While I love the bar and pizza shops we go into, and they’re the top billing, my tour is really about the nooks and crannies that the North End has to offer and others tours ignore. Copp’s Hill Burying Ground has my favorite bullet-riddled tombstone. Yes, I have enough tombstones I like that I can call one my favorite, and no, I don’t think that’s weird at all. There’s a back alley bakery you’d walk right by, and of course Polcari’s Coffee. The owner, Bobby, is such a classic North End guy: kind, gregarious, talkative, and interested in every person I bring through the door. People love walking in that store, it’s like walking into the past, and people really enjoy that moment of connecting with all those lives lived in this old little neighborhood. It’s really true that once in a while, you get shown the light in the strangest of places if you look at it right!
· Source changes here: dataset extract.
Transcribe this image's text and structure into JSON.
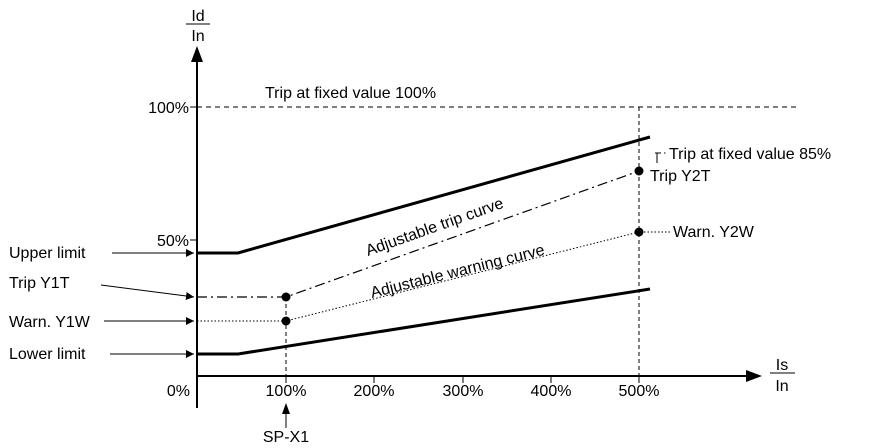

How many slices can a person possibly eat in an afternoon? What’s the current record? We may have an editor or two who wants to challenge it. 

We provide two slices of pizza, per person, on the pizza tour, though we used to do three slices. At my busiest, I was eating nine slices of pizza a day, six days a week—in the hot sun. I’ll gladly accept a challenger who can eat upwards of 50 slices of pizza a week.

Now, what’s the BoSTONER Tour all about? Besides being a clever pun of sorts? 

I ran the [Pizza, Beer, and Paul Revere Tour] for a year after starting out on my own, and have always wanted to do a cannabis-themed tour. When I went all in on the idea of being the Tye Dyed Tourguide, I decided to take that name and really run with it, to make it a brand. Seemed a great opportunity to tie the room together, and offer Boston’s only walking canna tour.

So, we meet up at a dispensary, they can purchase whatever it is they so desire, and afterwards we go for a walk. Take in some sights, check out some history, find a nice place on the harbor to … hang out, and then grab ourselves a cannoli from my favorite hidden-gem bakery. I wanted to provide a safe, smart, fulfilling opportunity for our friends who come to Boston from places where a tour like this just isn’t possible.

What do people need to bring with them for one of these adventures? 

People need only bring comfy shoes, a sense of humor, and their appetite.

What are people most interested in? Besides getting high of course. 

Flat out, people want to hang with a Bostonian, and to see how and where we live. They want to hear some funny accents, see us bust the balls of fans from opposing sports teams, and grab a beer at a divey bar. You’d be surprised at how few are familiar with the rich history that lives on every street in this city … the looks on their faces when I tell them we’re standing in an alleyway that has been there since the middle 1700s is priceless. People want to feel like a local, not a tourist, and on my tour they walk away with a sense that they saw a real slice of life here and can move confidently through our city like they’ve been here before.

What would you have said 10 years ago if we looked into your future and told you that you were going to be working in the cannabis tourism industry in Boston?

If you told me that people would be paying me to hang out and smoke weed with them and show them the city, I would have laughed and told you to roll another. That said, I’m really proud that I could set a goal and reach it. I just never for a second as a young smoker thought I’d be a professional in the cannaworld, but I’m glad to be one of the fuzzy faces of this burgeoning new industry.

And I do owe a bit of thank you to a dear friend, Elmo. He was an ardent proponent of cannabis, and after his untimely passing I decided to try to carry on his torch through this tour, and also another canna biz that I’m certain he would have loved, growingtogether.club.